Annunciata la scaletta del concerto finale: chiude Francesca Michielin

Ci sarà anche la richiesta del cessate il fuoco a Gaza nella piattaforma politica della parata del Pride a Milano, che si svolgerà sabato 29 giugno a conclusione del mese del Pride. Un evento a cui, secondo gli organizzatori, sono attese più di 300mila persone, tante da farne l'evento pubblico più partecipato della città. Come ha spiegato Gianluca Trezzi di Checcoro nella conferenza stampa di presentazione del mese del Pride, nel documento politico sarà chiesto un cessate il fuoco immediato a Gaza, che faciliterebbe il rilascio degli ostaggi.

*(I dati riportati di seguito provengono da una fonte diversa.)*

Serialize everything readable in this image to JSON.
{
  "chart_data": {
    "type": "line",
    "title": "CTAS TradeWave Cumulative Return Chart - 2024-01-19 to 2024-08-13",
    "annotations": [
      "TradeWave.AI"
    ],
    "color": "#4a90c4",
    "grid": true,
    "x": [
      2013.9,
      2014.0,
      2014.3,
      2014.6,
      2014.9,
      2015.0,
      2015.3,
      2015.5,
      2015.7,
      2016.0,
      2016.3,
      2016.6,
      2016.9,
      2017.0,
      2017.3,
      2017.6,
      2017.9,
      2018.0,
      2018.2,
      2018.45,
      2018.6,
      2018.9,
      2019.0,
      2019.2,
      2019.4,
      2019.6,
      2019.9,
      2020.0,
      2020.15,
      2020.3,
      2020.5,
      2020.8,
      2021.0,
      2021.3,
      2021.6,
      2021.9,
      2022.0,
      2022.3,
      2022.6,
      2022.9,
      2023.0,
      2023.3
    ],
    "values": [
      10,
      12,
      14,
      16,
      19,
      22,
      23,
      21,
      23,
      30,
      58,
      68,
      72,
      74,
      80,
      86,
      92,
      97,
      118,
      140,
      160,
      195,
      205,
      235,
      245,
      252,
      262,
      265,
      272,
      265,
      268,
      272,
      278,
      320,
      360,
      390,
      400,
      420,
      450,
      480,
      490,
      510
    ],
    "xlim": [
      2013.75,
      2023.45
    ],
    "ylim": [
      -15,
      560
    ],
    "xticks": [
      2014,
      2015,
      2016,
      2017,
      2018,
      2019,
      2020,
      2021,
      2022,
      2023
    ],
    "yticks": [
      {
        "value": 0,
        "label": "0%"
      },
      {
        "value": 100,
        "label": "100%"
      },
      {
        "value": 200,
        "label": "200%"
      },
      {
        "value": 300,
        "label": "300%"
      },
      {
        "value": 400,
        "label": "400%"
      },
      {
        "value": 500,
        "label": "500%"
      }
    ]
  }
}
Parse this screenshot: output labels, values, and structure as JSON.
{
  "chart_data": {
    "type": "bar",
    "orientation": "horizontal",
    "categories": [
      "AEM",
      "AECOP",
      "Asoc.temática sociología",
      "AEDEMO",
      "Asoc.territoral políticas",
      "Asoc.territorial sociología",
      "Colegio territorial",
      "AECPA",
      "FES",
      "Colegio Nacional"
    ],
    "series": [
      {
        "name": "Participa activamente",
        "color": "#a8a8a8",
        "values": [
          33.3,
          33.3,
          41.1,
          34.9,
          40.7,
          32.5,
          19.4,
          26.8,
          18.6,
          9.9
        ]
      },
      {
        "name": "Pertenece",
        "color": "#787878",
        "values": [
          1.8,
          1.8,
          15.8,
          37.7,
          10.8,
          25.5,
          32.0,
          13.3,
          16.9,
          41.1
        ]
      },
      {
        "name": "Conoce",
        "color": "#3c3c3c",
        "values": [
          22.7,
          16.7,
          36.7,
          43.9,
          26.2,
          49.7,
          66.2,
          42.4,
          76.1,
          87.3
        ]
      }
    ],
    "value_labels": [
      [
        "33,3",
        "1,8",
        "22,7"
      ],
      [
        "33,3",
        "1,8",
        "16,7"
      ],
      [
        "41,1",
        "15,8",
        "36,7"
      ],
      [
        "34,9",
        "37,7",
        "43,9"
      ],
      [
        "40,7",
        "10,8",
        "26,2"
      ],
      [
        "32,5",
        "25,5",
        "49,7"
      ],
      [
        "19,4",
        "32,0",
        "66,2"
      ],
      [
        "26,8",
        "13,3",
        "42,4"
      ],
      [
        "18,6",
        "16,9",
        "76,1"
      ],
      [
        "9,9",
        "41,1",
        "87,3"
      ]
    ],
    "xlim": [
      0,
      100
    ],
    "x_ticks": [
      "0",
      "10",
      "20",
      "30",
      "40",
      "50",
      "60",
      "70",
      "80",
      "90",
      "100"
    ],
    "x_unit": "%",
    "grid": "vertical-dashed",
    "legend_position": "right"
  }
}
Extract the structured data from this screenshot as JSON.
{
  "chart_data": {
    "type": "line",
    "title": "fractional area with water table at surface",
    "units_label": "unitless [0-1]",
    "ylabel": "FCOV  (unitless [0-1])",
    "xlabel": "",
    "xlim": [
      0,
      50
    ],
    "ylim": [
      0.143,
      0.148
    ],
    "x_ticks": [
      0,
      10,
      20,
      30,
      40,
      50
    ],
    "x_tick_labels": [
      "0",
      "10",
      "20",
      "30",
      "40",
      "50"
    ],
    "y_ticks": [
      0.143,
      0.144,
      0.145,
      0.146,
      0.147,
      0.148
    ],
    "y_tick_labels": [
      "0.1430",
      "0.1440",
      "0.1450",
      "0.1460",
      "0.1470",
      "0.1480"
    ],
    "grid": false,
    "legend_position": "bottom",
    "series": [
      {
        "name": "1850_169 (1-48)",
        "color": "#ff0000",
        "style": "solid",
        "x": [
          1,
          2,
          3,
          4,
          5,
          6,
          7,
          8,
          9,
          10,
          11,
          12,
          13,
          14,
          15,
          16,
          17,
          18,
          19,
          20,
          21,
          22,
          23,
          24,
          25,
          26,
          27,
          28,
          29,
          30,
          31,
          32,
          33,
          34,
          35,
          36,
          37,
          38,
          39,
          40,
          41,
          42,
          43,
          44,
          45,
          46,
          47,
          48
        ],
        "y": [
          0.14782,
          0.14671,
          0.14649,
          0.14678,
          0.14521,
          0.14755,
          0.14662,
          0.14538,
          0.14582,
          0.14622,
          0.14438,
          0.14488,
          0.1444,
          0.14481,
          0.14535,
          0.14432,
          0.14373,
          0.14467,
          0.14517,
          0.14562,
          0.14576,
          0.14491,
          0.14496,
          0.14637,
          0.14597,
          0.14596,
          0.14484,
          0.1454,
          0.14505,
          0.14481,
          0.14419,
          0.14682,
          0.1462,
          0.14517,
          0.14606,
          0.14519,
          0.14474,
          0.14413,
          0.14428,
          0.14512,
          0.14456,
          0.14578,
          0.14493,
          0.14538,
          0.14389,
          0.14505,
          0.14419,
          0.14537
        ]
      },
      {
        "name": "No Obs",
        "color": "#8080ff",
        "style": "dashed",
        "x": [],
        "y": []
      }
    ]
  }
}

Probabile, come per altri Pride italiani, l'adesione della comunità palestinese. Secondo la presidente del Cig Arcigay, Alice Redaelli, "una partecipazione della comunità palestinese sarebbe benvenuta, così come di qualunque altra realtà che si vuole schierare a favore dei diritti, e faremo del nostro meglio perché tutto si svolga in un clima sereno, senza scadere nell'antisemitismo o nell'islamofobia".

Il concentramento della parata sarà il 29 giugno alle 15 in via Vittor Pisani. Il corteo partirà poco dopo e arriverà all'Arco della Pace, dove dalle 18.30 alle 2 si esibirà una serie di artisti: Orietta Berti, La Cesira, Clara, Daniele Gattano, Michele Bravi, Gianmaria, Karma B, N.A.I.P., Debora Villa, Ditonellapiaga, Ricchi e Poveri, BigMama, Beatrice Quinta, Sethu, Gaia, Chadia e Francesca Michielin. La serata sarà condotta da Marta Pizzigallo, Edoardo Zaggia, Francesco Cicconetti, Kaze e Fabrizio Colica.

Il motto generale del Milano Pride 2024 sarà "Liber di essere", un messaggio a favore della libertà, autodeterminazione, rispetto della dignità e dell'integrità di ogni individuo, compresi i civili in Ucraina e a Gaza. Andrea Pigey (associazione Agedo) ha ricordato che l'Italia è prima in Europa per reati contro la comunità transgender. Un tema che sarà centrale nel Milano Pride 2024.

"È molto importante che le istituzioni siano vicine al Pride perché è una manifestazione importantissima per la città e la grande parata è l'evento pubblico più importante che si svolge a Milano, il più partecipato", ha detto Lamberto Bertolé, assessore al Welfare del Comune di Milano, spiegando le ragioni per cui Palazzo Marino, come sempre dal 2011, ha deciso di sostenere il Pride anche col patrocinio.